Mississippi State University's College of Veterinary Medicine is in its sixth year of a dual-degree program designed to prepare future animal health leaders. Dr. Skip Jack oversees the program that allows students to earn their doctorate of veterinary medicine and a master of science degree together in five years, rather than separately in six.
The master's degree is in veterinary science with emphasis in production medicine. Production medicine traditionally involves beef, dairy, swine or poultry, and includes education in areas such as agricultural economics, statistics, agricultural engineering and immunology. Students in the program use their elective time in the senior year and the entire fifth year to specialize in one of these areas for the master's degree.
"From the beginning of the program, we also have included course work in aquaculture," Jack said. "Last year, options in wildlife health and food safety were added, recognizing the role veterinarians have in the health of free-ranging species. Veterinarians also are vital for the healthy and high-quality supply of animal products for human consumption."
Janelle Pavur Tomlinson, who grew up on the Gulf Coast and in Oregon, decided to pursue the dual degree with an emphasis on aquaculture. She plans to receive her doctor of veterinary medicine degree in 2002 and her master's in 2003.
"I got in the program because I wanted to be different from the traditional veterinarian and be even more involved in helping farmers bring their animals to market," Tomlinson said.
"An extra year means a lot more than an additional year of book learning. It allows us to do more when we go to do internships than when we are studying for our DVM," she said.
Dr. Brooke Bobby-Pace received her doctorate in 2000 and has just completed her additional year working with dairy farms around the country and in Canada.
"I spent a lot of time doing record analysis and nutrition work (rations), helping with management decisions and Standard Operating Procedures, and conducting management meetings," Bobby-Pace said.
"The additional year provided the opportunities to see many different ideas for treating cows. The year also afforded great contacts for future needs and questions, but very little in terms of financial assistance," she said. "Generally, we are not paid for our work during the year."

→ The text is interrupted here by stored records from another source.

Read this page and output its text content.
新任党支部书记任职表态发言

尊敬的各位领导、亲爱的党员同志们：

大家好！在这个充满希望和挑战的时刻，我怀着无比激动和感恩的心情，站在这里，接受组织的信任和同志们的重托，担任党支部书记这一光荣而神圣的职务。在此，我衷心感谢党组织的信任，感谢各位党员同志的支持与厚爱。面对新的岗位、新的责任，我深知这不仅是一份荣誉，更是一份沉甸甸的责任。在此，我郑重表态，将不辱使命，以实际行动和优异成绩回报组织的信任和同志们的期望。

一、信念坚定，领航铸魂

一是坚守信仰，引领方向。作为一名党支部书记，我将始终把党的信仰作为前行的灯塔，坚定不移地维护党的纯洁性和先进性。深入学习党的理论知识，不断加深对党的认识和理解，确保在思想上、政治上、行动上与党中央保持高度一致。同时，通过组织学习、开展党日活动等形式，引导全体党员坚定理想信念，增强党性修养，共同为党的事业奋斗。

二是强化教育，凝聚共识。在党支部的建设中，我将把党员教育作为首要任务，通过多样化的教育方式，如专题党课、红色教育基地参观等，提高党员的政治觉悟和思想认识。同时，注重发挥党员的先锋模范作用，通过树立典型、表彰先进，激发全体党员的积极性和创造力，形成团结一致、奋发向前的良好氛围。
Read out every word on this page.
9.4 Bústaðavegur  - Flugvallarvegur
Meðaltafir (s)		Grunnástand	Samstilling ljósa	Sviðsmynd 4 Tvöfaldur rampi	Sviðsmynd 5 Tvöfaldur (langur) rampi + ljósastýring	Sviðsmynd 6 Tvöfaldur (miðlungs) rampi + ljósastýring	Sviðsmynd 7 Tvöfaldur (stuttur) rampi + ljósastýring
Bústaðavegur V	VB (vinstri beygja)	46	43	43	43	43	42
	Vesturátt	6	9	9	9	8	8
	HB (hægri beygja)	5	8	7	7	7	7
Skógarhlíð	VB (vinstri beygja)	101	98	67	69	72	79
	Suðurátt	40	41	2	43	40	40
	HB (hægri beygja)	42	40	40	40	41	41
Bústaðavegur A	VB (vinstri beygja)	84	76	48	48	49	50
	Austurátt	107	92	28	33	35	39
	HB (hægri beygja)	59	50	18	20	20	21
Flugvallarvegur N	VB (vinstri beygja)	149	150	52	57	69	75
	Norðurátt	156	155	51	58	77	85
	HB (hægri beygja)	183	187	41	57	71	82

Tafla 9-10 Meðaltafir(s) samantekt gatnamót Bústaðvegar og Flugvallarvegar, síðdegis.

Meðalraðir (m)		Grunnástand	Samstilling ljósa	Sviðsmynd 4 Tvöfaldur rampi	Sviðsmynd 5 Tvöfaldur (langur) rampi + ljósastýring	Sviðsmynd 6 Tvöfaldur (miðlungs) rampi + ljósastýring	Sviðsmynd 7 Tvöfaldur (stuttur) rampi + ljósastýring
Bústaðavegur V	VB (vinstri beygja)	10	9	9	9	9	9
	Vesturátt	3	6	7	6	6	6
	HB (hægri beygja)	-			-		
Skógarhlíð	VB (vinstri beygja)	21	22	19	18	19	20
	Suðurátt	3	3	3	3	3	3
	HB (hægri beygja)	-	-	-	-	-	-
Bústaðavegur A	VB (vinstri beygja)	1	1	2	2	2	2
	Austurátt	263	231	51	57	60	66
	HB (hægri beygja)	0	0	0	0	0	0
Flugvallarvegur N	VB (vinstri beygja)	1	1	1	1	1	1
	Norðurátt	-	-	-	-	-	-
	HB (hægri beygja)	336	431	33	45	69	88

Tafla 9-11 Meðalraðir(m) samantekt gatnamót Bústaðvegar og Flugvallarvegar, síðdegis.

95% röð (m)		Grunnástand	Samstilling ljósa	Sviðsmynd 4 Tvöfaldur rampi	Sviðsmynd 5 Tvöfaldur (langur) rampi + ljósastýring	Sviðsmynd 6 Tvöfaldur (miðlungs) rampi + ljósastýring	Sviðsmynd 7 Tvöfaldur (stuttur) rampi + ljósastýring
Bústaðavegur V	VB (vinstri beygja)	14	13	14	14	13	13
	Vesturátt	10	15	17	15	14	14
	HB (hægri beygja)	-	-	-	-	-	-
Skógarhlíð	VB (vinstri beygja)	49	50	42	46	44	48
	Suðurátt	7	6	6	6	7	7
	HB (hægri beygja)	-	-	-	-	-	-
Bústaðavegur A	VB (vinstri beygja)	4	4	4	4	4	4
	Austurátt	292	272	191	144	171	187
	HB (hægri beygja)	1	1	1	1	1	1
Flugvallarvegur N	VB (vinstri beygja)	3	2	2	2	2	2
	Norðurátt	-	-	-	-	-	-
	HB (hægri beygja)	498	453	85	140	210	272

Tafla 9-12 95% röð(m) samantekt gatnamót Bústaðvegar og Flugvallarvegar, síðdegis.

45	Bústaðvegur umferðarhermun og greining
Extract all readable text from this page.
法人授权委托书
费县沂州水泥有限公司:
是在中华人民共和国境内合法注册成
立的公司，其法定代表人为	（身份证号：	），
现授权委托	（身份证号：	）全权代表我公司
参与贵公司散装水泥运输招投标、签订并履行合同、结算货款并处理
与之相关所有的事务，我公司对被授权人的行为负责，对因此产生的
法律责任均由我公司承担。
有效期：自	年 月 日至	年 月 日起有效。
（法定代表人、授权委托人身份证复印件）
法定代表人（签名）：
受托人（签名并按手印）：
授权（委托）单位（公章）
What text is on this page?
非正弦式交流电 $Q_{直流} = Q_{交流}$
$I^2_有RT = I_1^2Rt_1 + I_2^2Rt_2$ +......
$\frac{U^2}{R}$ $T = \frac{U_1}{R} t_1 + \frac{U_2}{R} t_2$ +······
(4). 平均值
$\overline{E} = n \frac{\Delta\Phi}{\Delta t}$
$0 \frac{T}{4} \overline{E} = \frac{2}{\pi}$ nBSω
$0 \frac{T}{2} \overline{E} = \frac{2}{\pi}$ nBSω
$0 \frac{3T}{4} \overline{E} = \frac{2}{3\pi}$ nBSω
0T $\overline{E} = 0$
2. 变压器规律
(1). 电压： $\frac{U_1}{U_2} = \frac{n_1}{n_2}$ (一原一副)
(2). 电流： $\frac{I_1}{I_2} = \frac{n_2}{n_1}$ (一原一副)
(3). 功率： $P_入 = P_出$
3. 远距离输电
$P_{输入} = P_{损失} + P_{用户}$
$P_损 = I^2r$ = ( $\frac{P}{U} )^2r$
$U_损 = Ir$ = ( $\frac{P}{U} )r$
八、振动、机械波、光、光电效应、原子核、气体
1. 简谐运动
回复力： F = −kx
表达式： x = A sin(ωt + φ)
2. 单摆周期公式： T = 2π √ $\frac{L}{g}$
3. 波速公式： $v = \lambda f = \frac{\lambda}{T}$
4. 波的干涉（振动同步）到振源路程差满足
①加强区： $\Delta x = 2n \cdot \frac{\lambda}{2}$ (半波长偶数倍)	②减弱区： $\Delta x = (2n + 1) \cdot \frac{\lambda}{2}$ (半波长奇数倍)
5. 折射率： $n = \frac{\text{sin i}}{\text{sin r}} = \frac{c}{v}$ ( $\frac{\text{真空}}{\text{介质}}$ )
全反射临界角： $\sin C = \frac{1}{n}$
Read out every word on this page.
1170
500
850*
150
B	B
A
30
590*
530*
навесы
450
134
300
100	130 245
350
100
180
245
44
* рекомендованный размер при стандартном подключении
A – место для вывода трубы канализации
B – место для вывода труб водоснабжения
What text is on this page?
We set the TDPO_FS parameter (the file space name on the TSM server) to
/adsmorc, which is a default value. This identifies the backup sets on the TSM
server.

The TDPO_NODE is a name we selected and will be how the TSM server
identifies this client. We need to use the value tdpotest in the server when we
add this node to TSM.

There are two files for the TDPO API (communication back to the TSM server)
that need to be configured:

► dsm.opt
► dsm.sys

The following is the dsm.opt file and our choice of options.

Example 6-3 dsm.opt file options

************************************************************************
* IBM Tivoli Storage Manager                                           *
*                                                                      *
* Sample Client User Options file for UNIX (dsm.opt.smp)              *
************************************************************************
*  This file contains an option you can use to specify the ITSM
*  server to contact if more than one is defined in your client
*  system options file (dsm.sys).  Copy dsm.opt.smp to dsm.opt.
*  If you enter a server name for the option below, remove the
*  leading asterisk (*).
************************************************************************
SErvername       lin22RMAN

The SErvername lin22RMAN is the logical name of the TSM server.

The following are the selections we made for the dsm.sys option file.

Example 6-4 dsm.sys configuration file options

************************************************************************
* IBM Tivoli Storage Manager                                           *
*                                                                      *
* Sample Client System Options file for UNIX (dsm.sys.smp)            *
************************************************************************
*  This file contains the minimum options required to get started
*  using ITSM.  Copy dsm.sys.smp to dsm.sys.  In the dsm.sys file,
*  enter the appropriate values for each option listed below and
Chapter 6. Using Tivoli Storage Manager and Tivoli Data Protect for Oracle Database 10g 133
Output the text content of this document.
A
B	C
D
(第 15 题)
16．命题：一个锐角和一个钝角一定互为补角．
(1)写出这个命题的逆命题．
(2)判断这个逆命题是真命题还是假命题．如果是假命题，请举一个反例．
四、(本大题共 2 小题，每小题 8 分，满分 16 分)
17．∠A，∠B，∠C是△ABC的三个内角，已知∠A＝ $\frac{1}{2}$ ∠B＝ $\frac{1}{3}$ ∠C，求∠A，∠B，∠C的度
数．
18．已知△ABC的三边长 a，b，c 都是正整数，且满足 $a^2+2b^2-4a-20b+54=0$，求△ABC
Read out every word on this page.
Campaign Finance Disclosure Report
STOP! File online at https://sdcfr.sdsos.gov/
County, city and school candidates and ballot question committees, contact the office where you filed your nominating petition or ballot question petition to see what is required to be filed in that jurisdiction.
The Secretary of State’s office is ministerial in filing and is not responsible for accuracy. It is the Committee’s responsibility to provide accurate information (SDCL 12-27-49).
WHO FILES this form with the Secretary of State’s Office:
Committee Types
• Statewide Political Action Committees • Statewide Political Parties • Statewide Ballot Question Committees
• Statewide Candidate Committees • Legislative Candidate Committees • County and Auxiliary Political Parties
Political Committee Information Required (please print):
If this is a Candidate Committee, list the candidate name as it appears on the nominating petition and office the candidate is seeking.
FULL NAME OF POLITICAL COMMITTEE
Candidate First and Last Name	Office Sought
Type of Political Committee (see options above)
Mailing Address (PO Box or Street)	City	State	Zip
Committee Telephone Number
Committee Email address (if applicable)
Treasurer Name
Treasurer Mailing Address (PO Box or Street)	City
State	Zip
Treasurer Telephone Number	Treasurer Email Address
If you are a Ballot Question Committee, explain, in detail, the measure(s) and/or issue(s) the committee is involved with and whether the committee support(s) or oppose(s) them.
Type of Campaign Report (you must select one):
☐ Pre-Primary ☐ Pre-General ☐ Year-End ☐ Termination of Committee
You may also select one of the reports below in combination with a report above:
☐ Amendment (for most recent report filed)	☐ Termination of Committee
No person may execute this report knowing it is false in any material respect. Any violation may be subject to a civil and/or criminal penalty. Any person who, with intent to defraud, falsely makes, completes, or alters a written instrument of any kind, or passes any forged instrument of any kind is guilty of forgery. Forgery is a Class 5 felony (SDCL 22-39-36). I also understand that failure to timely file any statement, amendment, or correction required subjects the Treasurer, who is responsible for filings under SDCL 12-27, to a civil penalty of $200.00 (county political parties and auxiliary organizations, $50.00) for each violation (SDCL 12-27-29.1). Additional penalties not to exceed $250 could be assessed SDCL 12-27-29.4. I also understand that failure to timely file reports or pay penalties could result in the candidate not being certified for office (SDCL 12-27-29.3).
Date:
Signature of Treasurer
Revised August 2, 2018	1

The extra mile is not limited to the additional year of study and the extensive travel. Students are responsible for most of their travel expenses as well as graduate school tuition.
"We have received some financial support from pharmaceutical companies and are continuing to build an endowed travel fund to help students in the dual-degree program, and to help bring in veterinarians to share their expertise with all veterinary students at MSU," Jack said. "This program offers so much for the students and the production animal industry, so we don't want expenses to hinder the program's future success."